Key takeaways
- Apple wound down its AI-powered virtual health coach project (“Mulberry/Health+”) and will ship features incrementally inside the Health app instead.
- A leadership shift (Eddy Cue overseeing health after Jeff Williams’ retirement) is driving a push to move faster and be more competitive.
- Competitive pressure is rising from Oura and Whoop (stronger app-driven insights), plus broader ecosystem rivals like Samsung and platforms like Strava.
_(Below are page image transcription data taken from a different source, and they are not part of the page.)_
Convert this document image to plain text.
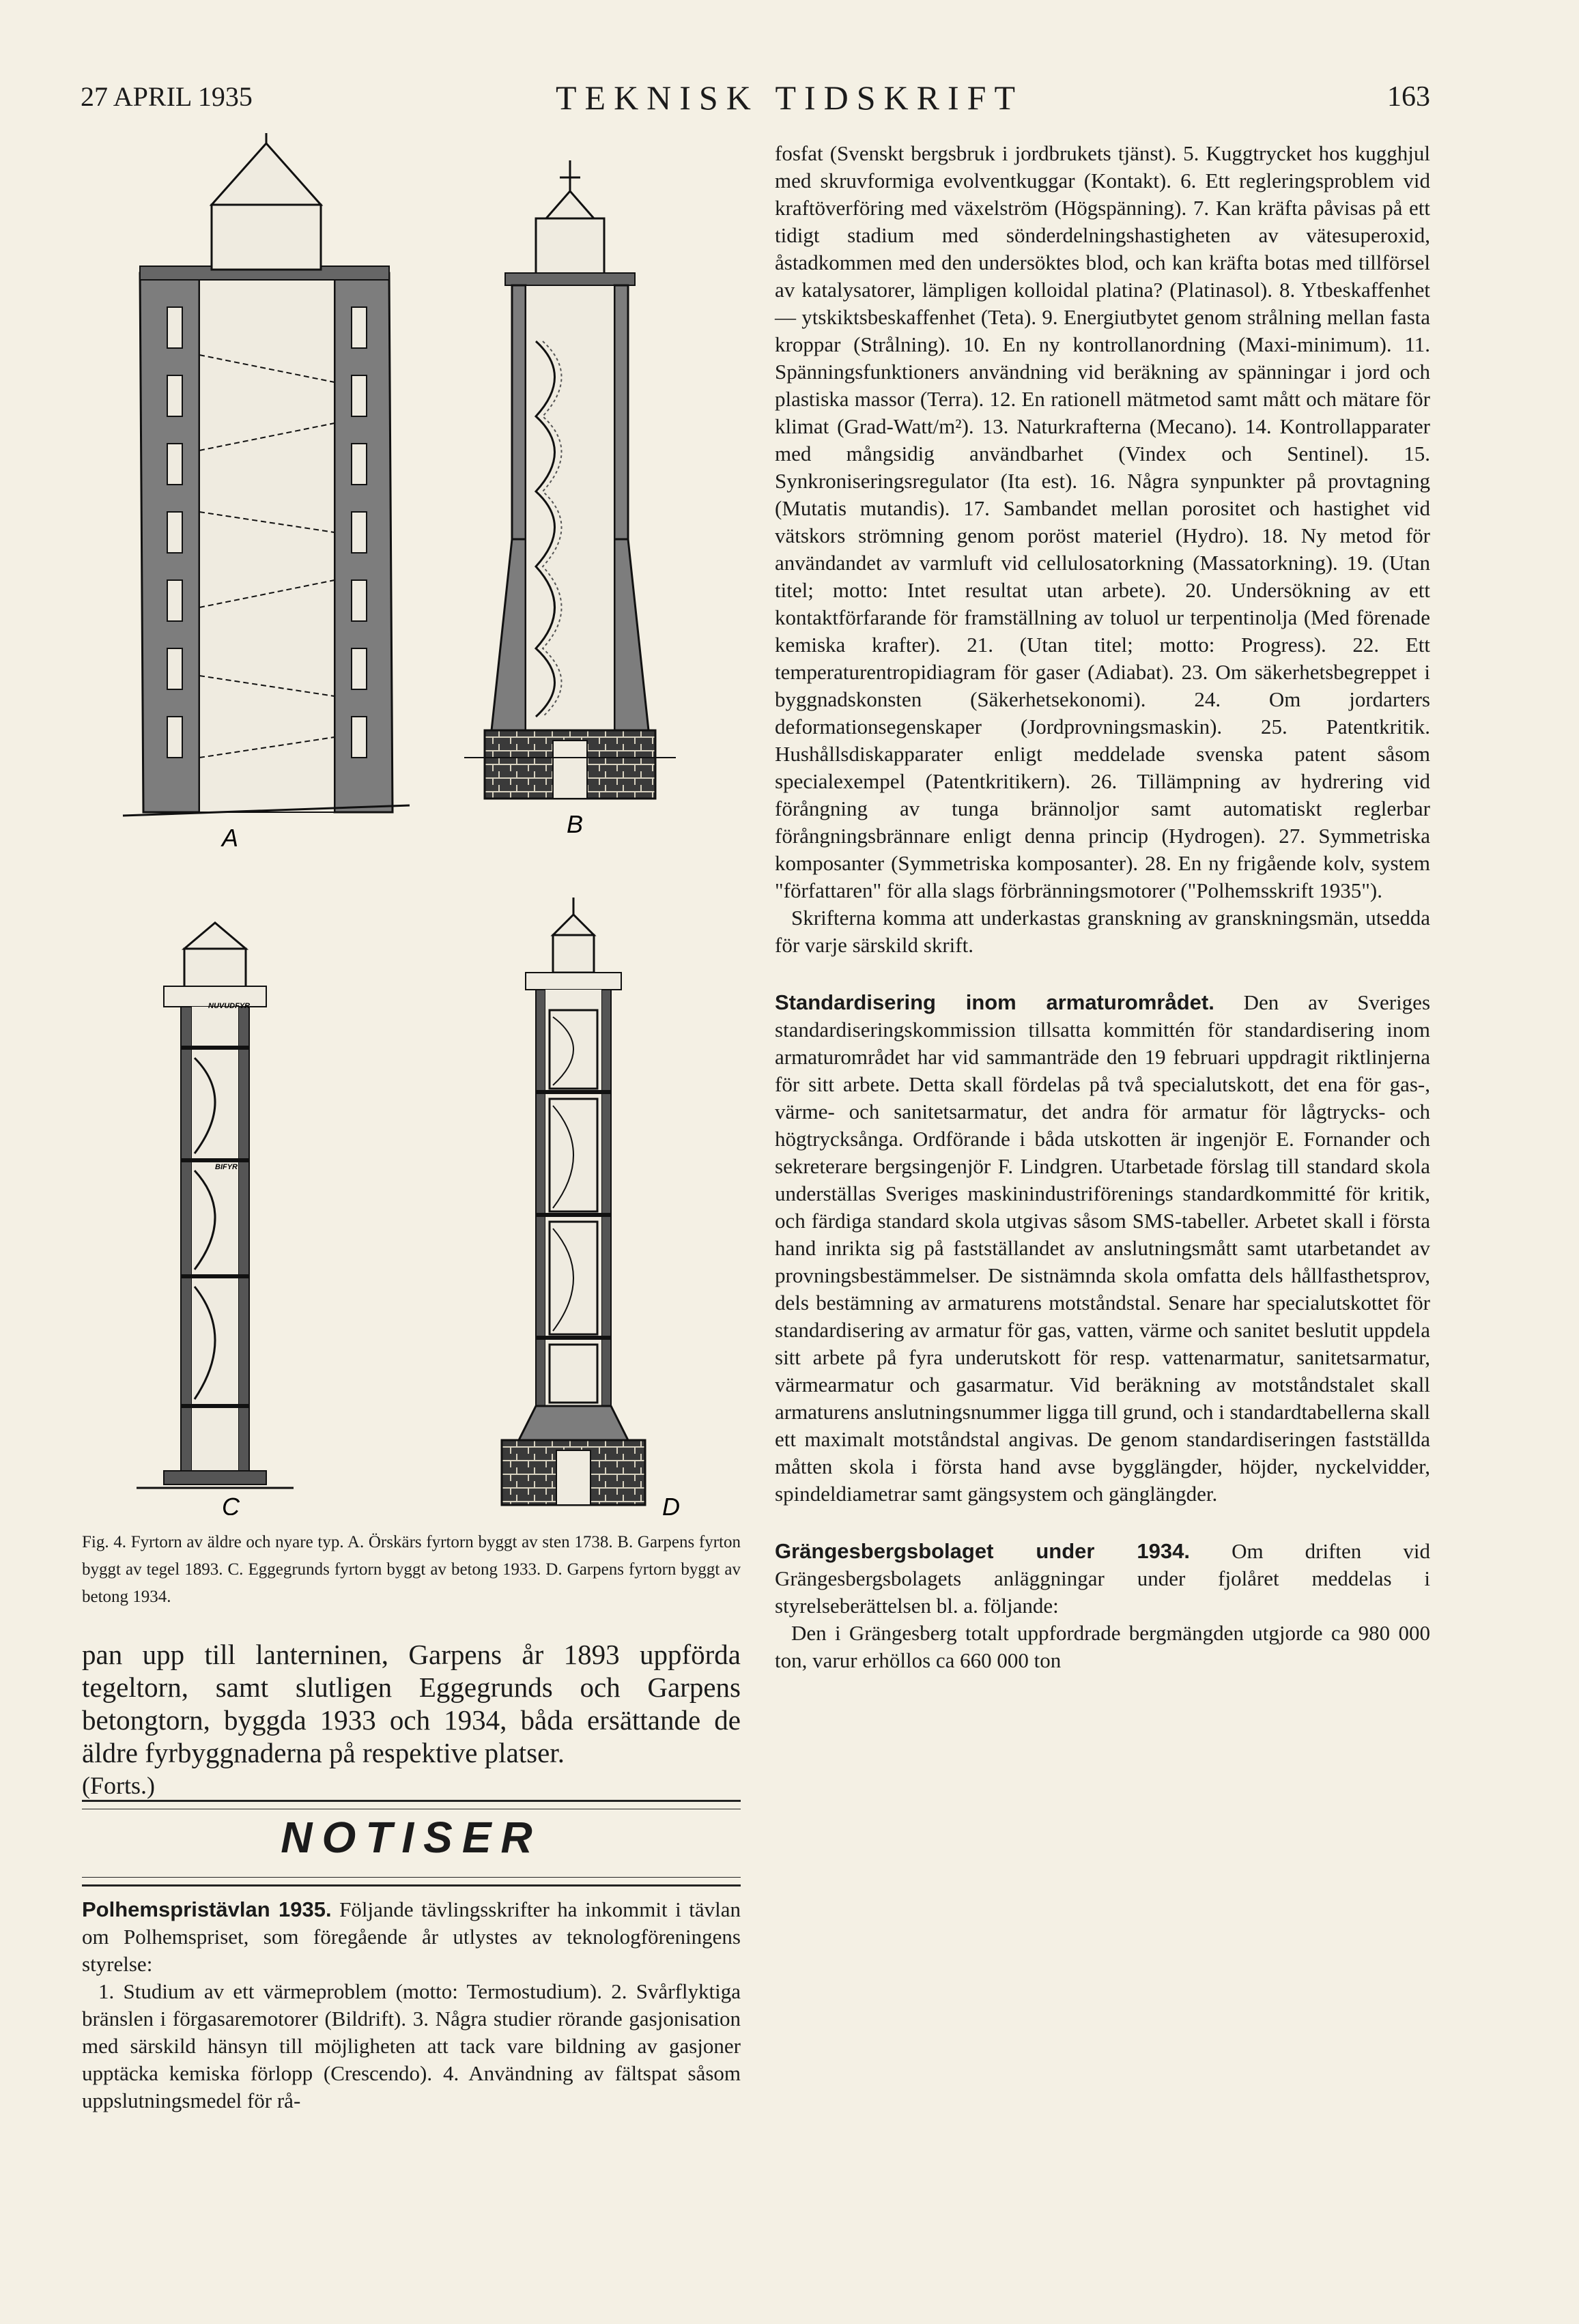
27 APRIL 1935	TEKNISK TIDSKRIFT	163
A	B
NUVUDFYR
BIFYR
C	D
Fig. 4. Fyrtorn av äldre och nyare typ. A. Örskärs fyrtorn byggt av sten 1738. B. Garpens fyrton byggt av tegel 1893. C. Eggegrunds fyrtorn byggt av betong 1933. D. Garpens fyrtorn byggt av betong 1934.

pan upp till lanterninen, Garpens år 1893 uppförda tegeltorn, samt slutligen Eggegrunds och Garpens betongtorn, byggda 1933 och 1934, båda ersättande de äldre fyrbyggnaderna på respektive platser.

(Forts.)

NOTISER

Polhemspristävlan 1935. Följande tävlingsskrifter ha inkommit i tävlan om Polhemspriset, som föregående år utlystes av teknologföreningens styrelse:

1. Studium av ett värmeproblem (motto: Termostudium). 2. Svårflyktiga bränslen i förgasaremotorer (Bildrift). 3. Några studier rörande gasjonisation med särskild hänsyn till möjligheten att tack vare bildning av gasjoner upptäcka kemiska förlopp (Crescendo). 4. Användning av fältspat såsom uppslutningsmedel för rå-

fosfat (Svenskt bergsbruk i jordbrukets tjänst). 5. Kuggtrycket hos kugghjul med skruvformiga evolventkuggar (Kontakt). 6. Ett regleringsproblem vid kraftöverföring med växelström (Högspänning). 7. Kan kräfta påvisas på ett tidigt stadium med sönderdelningshastigheten av vätesuperoxid, åstadkommen med den undersöktes blod, och kan kräfta botas med tillförsel av katalysatorer, lämpligen kolloidal platina? (Platinasol). 8. Ytbeskaffenhet — ytskiktsbeskaffenhet (Teta). 9. Energiutbytet genom strålning mellan fasta kroppar (Strålning). 10. En ny kontrollanordning (Maxi-minimum). 11. Spänningsfunktioners användning vid beräkning av spänningar i jord och plastiska massor (Terra). 12. En rationell mätmetod samt mått och mätare för klimat (Grad-Watt/m²). 13. Naturkrafterna (Mecano). 14. Kontrollapparater med mångsidig användbarhet (Vindex och Sentinel). 15. Synkroniseringsregulator (Ita est). 16. Några synpunkter på provtagning (Mutatis mutandis). 17. Sambandet mellan porositet och hastighet vid vätskors strömning genom poröst materiel (Hydro). 18. Ny metod för användandet av varmluft vid cellulosatorkning (Massatorkning). 19. (Utan titel; motto: Intet resultat utan arbete). 20. Undersökning av ett kontaktförfarande för framställning av toluol ur terpentinolja (Med förenade kemiska krafter). 21. (Utan titel; motto: Progress). 22. Ett temperaturentropidiagram för gaser (Adiabat). 23. Om säkerhetsbegreppet i byggnadskonsten (Säkerhetsekonomi). 24. Om jordarters deformationsegenskaper (Jordprovningsmaskin). 25. Patentkritik. Hushållsdiskapparater enligt meddelade svenska patent såsom specialexempel (Patentkritikern). 26. Tillämpning av hydrering vid förångning av tunga brännoljor samt automatiskt reglerbar förångningsbrännare enligt denna princip (Hydrogen). 27. Symmetriska komposanter (Symmetriska komposanter). 28. En ny frigående kolv, system "författaren" för alla slags förbränningsmotorer ("Polhemsskrift 1935").

Skrifterna komma att underkastas granskning av granskningsmän, utsedda för varje särskild skrift.

Standardisering inom armaturområdet. Den av Sveriges standardiseringskommission tillsatta kommittén för standardisering inom armaturområdet har vid sammanträde den 19 februari uppdragit riktlinjerna för sitt arbete. Detta skall fördelas på två specialutskott, det ena för gas-, värme- och sanitetsarmatur, det andra för armatur för lågtrycks- och högtrycksånga. Ordförande i båda utskotten är ingenjör E. Fornander och sekreterare bergsingenjör F. Lindgren. Utarbetade förslag till standard skola underställas Sveriges maskinindustriförenings standardkommitté för kritik, och färdiga standard skola utgivas såsom SMS-tabeller. Arbetet skall i första hand inrikta sig på fastställandet av anslutningsmått samt utarbetandet av provningsbestämmelser. De sistnämnda skola omfatta dels hållfasthetsprov, dels bestämning av armaturens motståndstal. Senare har specialutskottet för standardisering av armatur för gas, vatten, värme och sanitet beslutit uppdela sitt arbete på fyra underutskott för resp. vattenarmatur, sanitetsarmatur, värmearmatur och gasarmatur. Vid beräkning av motståndstalet skall armaturens anslutningsnummer ligga till grund, och i standardtabellerna skall ett maximalt motståndstal angivas. De genom standardiseringen fastställda måtten skola i första hand avse bygglängder, höjder, nyckelvidder, spindeldiametrar samt gängsystem och gänglängder.

Grängesbergsbolaget under 1934. Om driften vid Grängesbergsbolagets anläggningar under fjolåret meddelas i styrelseberättelsen bl. a. följande:

Den i Grängesberg totalt uppfordrade bergmängden utgjorde ca 980 000 ton, varur erhöllos ca 660 000 ton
- Apple will still reuse investments: Health content studio videos, personalized Health suggestions, and gait analysis via iPhone camera may roll out sooner as standalone features.
What Happened?
Apple scaled back its planned AI-based virtual health coach service (internally “Mulberry,” also referred to as “Health+”) in recent weeks. Instead of launching a single bundled subscription-like offering, Apple plans to release parts of the feature set gradually within the existing Health app. The move follows a leadership change in Apple’s health organization, with services head Eddy Cue taking over oversight after Jeff Williams retired.
Why It Matters?
For investors, this is a signal that Apple is rethinking how to win in services-adjacent wellness, a category that could expand recurring revenue but is getting crowded fast. The pivot suggests Apple wasn’t confident the all-in “coach” product was differentiated enough versus best-in-class wearables and apps that deliver more actionable insights. It also hints at execution pressure: shipping features piecemeal can accelerate time-to-market and reduce “big launch” risk, but it may dilute the narrative of a major new paid service and slow near-term monetization. Longer term, Apple’s advantage remains distribution (iPhone + Watch + Health app), but the market is shifting toward insight quality and behavioral coaching, where competitors are moving quickly.
What’s Next?
Watch for Apple to introduce repurposed Health+ components this year—especially educational video content, new recommendation layers inside the Health app, and potential iPhone camera-based mobility/gait features. Also monitor whether Eddy Cue adjusts Fitness+ positioning or pricing, and how Apple responds to AI-native entrants like OpenAI’s health tools. The key question for Apple’s health strategy will be whether it can deliver genuinely superior, trusted coaching and insights—without turning it into a slow, fragmented rollout that competitors outpace.